The IFT’s launch was held in the Foreign Office at the personal invitation of Boris Johnson, the documents show. In April Daniel Hannan wrote to thank Johnson for his offer of Foreign Office rooms.

“I think this is terrifically important: we want to be visibly supporting the government’s agenda rather than simply being another think-tank… Obviously, we’d want you to speak; no one does it better,” Hannan wrote.

On June 28 a special adviser wrote that the Locarno Suite would be booked in Boris Johnson’s name, noting “the FCO will have lost income on the hire of the room (about £6,000 – I will check the exact figure; small change I know in the big scheme) – is the FS aware of that and content to sign it off?”

A special adviser responded: “He is ok with this.”

The booking was later changed to the Map Room.
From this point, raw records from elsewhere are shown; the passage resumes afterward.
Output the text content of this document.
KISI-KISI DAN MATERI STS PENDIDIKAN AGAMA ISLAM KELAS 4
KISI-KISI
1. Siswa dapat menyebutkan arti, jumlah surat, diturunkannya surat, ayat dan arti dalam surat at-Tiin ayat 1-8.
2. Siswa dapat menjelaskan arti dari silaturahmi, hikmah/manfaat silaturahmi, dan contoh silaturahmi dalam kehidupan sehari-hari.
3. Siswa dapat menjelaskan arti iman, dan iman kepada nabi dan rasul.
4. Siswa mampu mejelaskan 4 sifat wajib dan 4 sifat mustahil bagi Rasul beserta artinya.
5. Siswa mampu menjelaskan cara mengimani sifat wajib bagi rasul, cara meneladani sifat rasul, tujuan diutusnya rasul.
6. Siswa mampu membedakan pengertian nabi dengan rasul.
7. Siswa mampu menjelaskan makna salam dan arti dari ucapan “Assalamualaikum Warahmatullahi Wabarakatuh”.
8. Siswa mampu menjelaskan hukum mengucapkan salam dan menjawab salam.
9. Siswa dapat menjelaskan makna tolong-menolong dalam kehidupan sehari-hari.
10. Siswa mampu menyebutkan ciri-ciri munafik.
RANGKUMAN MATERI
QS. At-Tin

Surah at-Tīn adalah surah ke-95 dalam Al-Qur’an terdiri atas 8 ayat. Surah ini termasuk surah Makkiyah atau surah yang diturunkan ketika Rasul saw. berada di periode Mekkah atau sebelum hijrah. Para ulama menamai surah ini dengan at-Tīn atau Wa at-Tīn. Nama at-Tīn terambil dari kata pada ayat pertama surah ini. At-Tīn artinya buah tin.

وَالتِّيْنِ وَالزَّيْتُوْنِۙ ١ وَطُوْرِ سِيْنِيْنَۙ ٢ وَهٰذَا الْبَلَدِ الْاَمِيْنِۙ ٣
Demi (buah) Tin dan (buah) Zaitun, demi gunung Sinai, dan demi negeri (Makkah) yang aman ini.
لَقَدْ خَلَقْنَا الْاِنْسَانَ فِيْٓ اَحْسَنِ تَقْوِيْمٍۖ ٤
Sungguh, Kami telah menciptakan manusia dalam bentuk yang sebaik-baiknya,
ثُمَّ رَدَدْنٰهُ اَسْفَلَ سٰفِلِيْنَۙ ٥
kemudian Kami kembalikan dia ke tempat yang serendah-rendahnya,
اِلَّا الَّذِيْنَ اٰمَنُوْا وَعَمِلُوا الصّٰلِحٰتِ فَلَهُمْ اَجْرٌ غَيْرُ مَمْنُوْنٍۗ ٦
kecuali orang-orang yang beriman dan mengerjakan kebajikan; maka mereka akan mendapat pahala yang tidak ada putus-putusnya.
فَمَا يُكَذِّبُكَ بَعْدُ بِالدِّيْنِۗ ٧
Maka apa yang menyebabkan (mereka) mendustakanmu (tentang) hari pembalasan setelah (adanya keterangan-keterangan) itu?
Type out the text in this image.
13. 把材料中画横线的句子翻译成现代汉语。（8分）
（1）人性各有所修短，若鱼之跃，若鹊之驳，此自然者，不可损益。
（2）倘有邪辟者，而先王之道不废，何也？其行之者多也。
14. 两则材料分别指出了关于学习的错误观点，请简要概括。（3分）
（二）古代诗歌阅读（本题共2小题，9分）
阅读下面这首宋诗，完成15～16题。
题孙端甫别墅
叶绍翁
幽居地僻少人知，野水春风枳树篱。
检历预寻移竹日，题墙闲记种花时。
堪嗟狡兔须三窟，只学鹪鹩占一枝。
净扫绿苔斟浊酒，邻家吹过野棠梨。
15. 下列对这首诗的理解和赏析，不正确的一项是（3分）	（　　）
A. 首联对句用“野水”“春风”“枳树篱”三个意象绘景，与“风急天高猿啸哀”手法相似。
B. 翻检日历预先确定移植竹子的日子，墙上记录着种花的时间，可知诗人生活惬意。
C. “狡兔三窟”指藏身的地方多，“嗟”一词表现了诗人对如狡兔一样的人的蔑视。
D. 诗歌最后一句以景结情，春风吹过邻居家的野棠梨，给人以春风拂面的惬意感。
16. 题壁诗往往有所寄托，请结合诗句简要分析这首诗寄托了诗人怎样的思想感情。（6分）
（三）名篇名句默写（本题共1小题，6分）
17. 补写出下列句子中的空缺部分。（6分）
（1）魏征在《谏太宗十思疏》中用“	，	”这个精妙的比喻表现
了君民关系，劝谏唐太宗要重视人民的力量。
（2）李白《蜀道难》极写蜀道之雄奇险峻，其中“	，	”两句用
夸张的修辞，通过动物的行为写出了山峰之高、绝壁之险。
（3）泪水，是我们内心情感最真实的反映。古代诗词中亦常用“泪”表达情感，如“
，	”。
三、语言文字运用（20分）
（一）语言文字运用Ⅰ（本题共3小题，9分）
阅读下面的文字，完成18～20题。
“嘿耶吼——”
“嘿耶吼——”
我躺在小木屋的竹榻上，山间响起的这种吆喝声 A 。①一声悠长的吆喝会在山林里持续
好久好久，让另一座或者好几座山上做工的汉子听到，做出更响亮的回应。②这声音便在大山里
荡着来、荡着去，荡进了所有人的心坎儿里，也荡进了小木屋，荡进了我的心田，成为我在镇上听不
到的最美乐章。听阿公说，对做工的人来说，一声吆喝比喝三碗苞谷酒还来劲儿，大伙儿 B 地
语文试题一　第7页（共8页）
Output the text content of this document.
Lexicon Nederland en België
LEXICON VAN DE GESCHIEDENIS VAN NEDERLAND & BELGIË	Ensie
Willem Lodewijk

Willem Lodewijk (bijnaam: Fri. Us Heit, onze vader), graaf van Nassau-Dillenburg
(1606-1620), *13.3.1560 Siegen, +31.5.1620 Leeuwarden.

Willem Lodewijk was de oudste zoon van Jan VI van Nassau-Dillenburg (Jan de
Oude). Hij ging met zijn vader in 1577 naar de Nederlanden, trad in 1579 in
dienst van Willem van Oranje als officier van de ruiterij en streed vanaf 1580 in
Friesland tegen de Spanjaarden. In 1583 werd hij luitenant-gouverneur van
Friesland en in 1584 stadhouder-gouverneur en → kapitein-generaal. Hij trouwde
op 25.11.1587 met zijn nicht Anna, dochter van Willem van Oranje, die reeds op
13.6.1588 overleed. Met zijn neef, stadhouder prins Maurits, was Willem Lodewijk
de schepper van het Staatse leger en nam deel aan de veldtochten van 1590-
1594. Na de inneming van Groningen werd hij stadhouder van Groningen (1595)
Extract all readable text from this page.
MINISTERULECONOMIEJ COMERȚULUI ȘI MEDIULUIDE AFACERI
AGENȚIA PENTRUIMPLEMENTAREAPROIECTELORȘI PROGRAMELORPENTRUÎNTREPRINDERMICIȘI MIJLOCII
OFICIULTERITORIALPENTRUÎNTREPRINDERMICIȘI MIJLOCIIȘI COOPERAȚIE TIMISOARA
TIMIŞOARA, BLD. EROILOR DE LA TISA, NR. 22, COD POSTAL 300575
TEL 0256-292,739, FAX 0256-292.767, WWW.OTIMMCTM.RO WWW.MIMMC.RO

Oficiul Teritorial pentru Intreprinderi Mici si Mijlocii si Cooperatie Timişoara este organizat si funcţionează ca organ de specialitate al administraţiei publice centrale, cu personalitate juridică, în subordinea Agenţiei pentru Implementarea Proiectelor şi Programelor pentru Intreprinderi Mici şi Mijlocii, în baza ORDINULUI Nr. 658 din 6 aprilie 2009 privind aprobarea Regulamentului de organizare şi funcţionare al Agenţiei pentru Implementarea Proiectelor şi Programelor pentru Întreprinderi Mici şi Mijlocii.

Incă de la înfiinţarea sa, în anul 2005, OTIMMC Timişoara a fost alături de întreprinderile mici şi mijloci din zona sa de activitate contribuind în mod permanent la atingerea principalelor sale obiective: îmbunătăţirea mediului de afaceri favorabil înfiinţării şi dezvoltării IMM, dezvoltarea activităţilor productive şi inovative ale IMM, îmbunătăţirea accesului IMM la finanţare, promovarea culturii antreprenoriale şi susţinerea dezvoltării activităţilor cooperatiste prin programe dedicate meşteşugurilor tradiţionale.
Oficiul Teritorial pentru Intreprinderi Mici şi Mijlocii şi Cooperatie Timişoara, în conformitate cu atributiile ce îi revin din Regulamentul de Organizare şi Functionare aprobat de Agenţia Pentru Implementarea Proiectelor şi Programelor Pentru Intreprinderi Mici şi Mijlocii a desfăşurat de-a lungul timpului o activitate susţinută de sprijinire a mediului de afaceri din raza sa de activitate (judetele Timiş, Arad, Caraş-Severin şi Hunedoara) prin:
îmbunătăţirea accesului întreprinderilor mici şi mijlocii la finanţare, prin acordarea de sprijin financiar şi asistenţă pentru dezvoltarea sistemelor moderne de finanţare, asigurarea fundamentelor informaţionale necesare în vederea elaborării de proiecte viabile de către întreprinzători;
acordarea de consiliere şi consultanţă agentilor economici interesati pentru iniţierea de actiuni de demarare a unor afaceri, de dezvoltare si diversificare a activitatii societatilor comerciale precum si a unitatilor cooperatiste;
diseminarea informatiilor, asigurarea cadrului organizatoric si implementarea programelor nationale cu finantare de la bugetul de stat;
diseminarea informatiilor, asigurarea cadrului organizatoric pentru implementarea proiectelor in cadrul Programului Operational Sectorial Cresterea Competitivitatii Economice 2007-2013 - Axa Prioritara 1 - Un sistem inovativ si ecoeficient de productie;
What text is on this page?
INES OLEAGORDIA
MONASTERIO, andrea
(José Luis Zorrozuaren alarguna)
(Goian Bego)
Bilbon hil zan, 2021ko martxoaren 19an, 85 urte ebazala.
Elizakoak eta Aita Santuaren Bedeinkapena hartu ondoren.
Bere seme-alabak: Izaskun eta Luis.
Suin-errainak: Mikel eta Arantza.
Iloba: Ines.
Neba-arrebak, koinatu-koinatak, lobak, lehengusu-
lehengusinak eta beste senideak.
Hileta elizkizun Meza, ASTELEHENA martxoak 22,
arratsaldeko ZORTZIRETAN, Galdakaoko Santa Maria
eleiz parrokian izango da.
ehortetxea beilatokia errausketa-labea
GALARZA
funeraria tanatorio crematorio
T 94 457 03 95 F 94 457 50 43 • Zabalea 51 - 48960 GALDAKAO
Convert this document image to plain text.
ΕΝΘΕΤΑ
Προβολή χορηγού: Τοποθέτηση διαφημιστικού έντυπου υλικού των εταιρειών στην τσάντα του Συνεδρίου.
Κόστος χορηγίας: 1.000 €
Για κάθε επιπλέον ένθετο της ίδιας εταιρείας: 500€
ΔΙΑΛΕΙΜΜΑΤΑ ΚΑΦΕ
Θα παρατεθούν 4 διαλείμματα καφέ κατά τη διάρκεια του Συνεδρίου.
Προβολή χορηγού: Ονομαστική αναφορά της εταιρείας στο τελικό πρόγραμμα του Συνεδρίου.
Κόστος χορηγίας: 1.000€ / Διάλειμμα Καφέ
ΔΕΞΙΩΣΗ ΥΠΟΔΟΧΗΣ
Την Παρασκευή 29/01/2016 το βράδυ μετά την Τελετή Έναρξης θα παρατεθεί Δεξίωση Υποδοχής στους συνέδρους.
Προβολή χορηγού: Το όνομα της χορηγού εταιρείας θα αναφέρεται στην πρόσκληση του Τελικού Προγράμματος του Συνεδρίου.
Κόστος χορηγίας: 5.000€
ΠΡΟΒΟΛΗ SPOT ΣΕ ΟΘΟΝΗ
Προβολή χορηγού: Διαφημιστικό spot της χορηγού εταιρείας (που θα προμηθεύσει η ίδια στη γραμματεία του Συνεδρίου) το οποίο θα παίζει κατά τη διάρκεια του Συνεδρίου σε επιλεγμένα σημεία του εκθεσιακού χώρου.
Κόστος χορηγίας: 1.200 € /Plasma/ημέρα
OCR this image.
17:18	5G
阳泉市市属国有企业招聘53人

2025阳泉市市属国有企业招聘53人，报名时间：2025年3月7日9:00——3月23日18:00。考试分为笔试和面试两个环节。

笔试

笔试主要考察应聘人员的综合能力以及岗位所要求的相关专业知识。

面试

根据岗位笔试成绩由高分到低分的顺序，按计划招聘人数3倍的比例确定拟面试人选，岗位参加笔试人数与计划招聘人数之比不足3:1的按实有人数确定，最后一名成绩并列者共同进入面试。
The emails do not show whether this affected how much income was lost.

The event was announced in a joint press release with the Department for International Trade, with a civil servant from a cross-departmental unit coordinating arrangements.

On September 26, the day before the launch, an unnamed official wrote that Downing Street had been in contact to raise concerns about the event. “They’ve asked specifically why it’s being hosted in the FCO and whether IFT are paying for the room – they’re worried we could come in for some criticism about that.”

A special adviser responded that the event was being hosted under “Ministerial auspices” and so was not charged for, although the think tank covered the cost of food, drink and security. “This is the standard arrangement,” they added.

The Foreign Office and Department for International Trade press offices agreed what to say if journalists asked about the decision.

On September 28, the day after the event, an official whose name is redacted wrote that they had offered to send Sue Gray, the Cabinet Office’s ethics director, some details about the launch.

The decision to host the event in official buildings also attracted criticism from Labour MP Chuka Umunna, who wrote to Johnson on September 27 to ask whether it breached the ministerial code, which bans using government facilities for party political purposes.

Justifying the decision to host the event in draft notes for Gray, the official wrote that the IFT’s goals are “to make the case for free trade; reach out to business groups around the world, including developing countries, to look at ways to eliminate tariff and non-tariff barriers to free trade; and to network across government to promote new trade agreements,” the official wrote. “These seem to be clearly in line with HMG policy,”

In response, Johnson’s permanent private secretary wrote: “Sue Gray is clear that IFT should pay the room fee, at full commercial rate… Can I ask you to liaise with them so that I can confirm to Sue that this is happening by cop [close of play] today?” No response to this question was provided in the documents released to Unearthed.

In a letter to Unearthed, the Foreign Office said it allowed a range of organisations, including think-tanks, to use its buildings, adding: “Where the events supported the Government’s objectives, the FCO’s established practice allowed for a waiver of the room hire charge.”

The department has since changed its policy, and considered whether to retrospectively charge the IFT. But “as the event was held in line with the longstanding FCO policy that applied at the time, it was decided it would not be appropriate to do so,” the Foreign Office wrote.

Unearthed has contacted the IFT for comment. It had not responded at the time of publication.